Miguel de Torre ricorda lo zio con il Diccionario manual e ilustrado dell’Accademia e solo una volta mentre legge il grosso volume dell’Encyclopaedia Britannica, di cui sempre parla Borges. Insieme all’interesse per il libro e la biblioteca, al poeta piaceva camminare per le vecchie strade di Buenos Aires: compiere lunghe passeggiate per le vie del vecchio e popolare quartiere Sur fino ad arrivare, fra giri e rigiri, all’Escuela Coronel Suárez per mostrare con orgoglio al ragazzo il busto del trisavolo. Ascoltava e canticchiava le canzoni del folclore popolare, anche quelle dal testo scurrile e triviale. Come questa: «Don Carlos de Tejedor,/con una paciencia loca/le rompió el culo... e a Roca»; a cui il giovane rispondeva con i versi: «A vos te rompo el culo/y a tu hermana la cajeta».
Dal folclore al tango il passo è breve: Borges - è noto - ha molto amato la letteratura del tango, su cui scrisse pagine straordinarie, ma si trattava delle primitive e autentiche espressioni musicali che, riferisce il nipote, «ascoltava come in estasi, chiudendo gli occhi e accompagnando gli accordi con il movimento del corpo e dei piedi». È da sfatare comunque il luogo comune che non gli piacesse il grande cantante Gardel: semplicemente rifiutava il suo divismo, il suo aspetto fisico (somigliante a Perón), odiava la banalità dei testi delle sue canzoni; insomma non sopportava il sentimentalismo sdolcinato dell’inconsolabile tango-canzone. Altra passione di Borges fu il cinema e, attraverso Miguel, possiamo conoscere il nutrito elenco dei film visti dallo zio. Se una pellicola gli piaceva, tornava a vederla numerose volte, facendosi sempre accompagnare da persone diverse; in questo modo poteva esprimere le proprie opinioni e ricevere nuove impressioni, che poi comunicava alla successiva spettatrice, poiché erano sempre donne quelle che portava con sé.
Nell’immagine conservata dal nipote non manca il richiamo alla memoria prodigiosa dello zio Jorge, sovente esibita con citazioni inventate per confondere il ragazzo; ma chi ha avuto modo di avvicinare il maestro non può che confermare la leggendaria forza della sua mente.
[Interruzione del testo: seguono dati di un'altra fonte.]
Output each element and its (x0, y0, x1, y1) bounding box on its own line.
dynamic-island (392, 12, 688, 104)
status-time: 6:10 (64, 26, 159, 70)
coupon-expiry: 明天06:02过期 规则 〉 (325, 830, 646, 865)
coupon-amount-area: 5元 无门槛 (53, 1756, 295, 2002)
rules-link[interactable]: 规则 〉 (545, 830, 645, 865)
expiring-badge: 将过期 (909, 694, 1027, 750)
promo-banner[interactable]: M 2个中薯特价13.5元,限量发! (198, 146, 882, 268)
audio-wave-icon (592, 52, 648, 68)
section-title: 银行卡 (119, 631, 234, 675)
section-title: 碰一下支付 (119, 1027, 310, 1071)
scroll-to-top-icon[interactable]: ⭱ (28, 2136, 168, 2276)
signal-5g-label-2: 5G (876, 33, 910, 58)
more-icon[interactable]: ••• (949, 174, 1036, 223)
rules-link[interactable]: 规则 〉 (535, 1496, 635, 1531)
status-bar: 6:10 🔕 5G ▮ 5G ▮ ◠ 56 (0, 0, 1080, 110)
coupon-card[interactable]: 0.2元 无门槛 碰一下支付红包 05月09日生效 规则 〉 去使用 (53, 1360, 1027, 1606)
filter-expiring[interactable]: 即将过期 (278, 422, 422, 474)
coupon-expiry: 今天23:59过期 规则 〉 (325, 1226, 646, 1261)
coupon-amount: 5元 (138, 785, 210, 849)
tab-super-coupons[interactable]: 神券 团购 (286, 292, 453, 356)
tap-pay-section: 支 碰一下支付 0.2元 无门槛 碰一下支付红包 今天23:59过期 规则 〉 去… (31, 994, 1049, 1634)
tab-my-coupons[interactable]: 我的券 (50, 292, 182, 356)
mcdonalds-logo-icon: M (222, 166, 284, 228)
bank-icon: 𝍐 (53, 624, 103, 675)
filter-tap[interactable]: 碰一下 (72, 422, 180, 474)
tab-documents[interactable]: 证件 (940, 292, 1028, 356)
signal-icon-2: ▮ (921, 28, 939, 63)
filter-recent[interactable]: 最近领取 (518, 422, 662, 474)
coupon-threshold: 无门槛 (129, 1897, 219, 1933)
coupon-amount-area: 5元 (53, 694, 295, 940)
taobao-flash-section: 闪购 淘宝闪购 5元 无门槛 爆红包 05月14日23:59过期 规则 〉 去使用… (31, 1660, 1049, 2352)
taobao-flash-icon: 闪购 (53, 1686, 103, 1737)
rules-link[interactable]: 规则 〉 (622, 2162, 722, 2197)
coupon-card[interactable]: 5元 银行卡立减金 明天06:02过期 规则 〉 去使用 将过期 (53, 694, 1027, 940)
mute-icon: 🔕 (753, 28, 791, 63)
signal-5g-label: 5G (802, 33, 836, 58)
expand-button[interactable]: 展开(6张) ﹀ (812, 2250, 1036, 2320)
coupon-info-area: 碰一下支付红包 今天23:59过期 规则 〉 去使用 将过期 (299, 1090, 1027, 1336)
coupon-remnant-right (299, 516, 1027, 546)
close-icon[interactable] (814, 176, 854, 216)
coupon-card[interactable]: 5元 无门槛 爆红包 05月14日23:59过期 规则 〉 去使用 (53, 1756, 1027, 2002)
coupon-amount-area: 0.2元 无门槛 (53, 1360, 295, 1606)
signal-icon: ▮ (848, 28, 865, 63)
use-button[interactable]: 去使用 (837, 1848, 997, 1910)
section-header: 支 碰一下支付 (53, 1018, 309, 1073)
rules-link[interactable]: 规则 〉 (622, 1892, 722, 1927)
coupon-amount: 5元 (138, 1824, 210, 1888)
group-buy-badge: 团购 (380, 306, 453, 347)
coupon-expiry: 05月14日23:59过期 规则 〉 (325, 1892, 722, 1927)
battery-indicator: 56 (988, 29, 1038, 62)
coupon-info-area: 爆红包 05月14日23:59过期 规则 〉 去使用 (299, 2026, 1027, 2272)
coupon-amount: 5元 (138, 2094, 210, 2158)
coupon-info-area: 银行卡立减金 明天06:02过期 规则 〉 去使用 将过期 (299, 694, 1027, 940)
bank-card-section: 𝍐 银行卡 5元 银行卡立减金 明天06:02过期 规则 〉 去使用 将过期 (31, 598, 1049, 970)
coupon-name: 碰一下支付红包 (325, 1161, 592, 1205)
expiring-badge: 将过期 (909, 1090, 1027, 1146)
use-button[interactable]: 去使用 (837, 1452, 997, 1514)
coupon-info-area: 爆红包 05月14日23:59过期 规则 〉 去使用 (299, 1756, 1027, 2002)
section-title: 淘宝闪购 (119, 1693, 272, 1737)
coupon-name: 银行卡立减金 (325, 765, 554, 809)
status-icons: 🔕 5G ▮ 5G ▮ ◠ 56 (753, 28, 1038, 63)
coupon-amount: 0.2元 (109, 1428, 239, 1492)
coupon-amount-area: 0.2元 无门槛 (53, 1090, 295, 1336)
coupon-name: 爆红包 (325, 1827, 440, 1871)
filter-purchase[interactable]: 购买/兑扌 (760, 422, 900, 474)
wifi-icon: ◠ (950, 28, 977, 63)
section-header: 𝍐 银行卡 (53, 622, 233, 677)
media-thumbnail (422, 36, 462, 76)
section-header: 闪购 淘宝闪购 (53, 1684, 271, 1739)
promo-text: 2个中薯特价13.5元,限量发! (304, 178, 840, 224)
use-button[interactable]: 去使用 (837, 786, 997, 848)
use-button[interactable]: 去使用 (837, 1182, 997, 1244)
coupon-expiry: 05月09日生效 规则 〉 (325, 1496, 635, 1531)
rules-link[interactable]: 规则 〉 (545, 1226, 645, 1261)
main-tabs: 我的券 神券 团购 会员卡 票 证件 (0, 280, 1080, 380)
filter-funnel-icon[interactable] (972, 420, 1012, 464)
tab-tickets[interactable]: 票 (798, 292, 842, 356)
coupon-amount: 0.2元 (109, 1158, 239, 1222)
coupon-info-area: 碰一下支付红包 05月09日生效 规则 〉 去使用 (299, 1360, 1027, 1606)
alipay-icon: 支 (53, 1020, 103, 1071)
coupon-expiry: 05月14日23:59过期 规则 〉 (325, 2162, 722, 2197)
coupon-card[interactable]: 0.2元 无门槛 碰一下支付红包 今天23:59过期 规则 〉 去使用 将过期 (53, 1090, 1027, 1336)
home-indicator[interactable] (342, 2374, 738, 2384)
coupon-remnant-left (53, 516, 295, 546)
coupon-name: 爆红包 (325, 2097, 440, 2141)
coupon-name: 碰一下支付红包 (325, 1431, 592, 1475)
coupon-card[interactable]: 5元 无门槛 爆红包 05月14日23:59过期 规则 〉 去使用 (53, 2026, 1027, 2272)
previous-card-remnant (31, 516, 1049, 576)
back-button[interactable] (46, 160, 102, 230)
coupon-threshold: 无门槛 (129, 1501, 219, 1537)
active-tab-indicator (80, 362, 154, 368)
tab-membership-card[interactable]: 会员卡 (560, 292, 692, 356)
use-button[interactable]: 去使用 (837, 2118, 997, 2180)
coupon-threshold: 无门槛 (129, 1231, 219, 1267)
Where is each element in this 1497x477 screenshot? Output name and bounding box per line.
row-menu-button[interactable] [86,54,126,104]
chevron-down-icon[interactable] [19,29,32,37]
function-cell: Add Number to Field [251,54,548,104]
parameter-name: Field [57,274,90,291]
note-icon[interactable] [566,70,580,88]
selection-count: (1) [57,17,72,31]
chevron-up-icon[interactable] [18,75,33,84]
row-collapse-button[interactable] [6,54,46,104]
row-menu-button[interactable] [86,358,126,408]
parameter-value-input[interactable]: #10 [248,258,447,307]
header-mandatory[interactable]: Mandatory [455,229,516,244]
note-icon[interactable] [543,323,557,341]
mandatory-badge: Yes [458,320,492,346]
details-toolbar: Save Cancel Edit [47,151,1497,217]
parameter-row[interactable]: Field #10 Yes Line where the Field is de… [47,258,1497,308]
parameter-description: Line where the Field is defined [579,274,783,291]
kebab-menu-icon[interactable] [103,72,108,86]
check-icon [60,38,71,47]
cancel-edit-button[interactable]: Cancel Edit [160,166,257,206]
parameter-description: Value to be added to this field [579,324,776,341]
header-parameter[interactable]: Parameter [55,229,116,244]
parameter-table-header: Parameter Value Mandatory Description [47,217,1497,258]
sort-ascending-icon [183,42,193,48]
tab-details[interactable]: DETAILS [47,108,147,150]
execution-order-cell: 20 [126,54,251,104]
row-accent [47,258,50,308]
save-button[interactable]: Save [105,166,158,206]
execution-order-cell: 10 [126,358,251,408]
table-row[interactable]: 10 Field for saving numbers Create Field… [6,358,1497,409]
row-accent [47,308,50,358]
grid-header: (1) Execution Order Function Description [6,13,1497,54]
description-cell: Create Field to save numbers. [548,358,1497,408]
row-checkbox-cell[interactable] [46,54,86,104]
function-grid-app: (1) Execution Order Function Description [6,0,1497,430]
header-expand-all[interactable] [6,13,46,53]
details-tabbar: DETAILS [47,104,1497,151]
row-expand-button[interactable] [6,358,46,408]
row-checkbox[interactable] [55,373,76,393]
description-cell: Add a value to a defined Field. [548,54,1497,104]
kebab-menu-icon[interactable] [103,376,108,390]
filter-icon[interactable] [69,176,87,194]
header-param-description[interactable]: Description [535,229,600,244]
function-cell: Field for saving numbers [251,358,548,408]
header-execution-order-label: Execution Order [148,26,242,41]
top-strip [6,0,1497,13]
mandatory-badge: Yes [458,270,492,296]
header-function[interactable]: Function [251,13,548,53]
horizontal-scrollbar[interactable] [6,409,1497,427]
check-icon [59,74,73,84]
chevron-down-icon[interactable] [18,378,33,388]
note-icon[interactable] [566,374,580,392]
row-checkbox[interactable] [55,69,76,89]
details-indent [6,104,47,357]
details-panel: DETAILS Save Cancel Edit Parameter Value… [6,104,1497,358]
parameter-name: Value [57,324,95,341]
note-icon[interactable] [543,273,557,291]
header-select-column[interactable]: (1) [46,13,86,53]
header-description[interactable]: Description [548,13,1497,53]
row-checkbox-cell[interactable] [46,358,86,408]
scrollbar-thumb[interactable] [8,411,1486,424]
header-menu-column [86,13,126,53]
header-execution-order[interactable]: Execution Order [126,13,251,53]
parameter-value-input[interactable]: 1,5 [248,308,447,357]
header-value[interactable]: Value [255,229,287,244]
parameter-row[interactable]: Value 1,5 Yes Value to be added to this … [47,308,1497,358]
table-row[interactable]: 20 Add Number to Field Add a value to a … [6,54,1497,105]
A distanza di anni, rivedo ancora il suo viso accendersi d’improvviso quando lo informo che insegno all’Università di Bergamo e che sarei onorato di poterlo invitare nella sede dell’Ateneo in Città Alta. Eravamo in un ristorante milanese, il poeta si alzò in piedi, chiamò Maria Kodama, allora sua segretaria, e disse: «Quanto mi piacerebbe vedere Bergamo, la patria del Tasso!». Poi cominciò a recitare le prime ottave della Gerusalemme liberata: i camerieri si fermarono, i commensali smisero di parlare.

Subentrò un silenzio sospeso, solo interrotto dalla voce lenta e mielata di Borges, il quale continuava a declamare e a guardare davanti. Davanti c’era Torquato Tasso, con i suoi eroi, i capitani e i nobili cavalieri cristiani che ascoltavano in silenzio.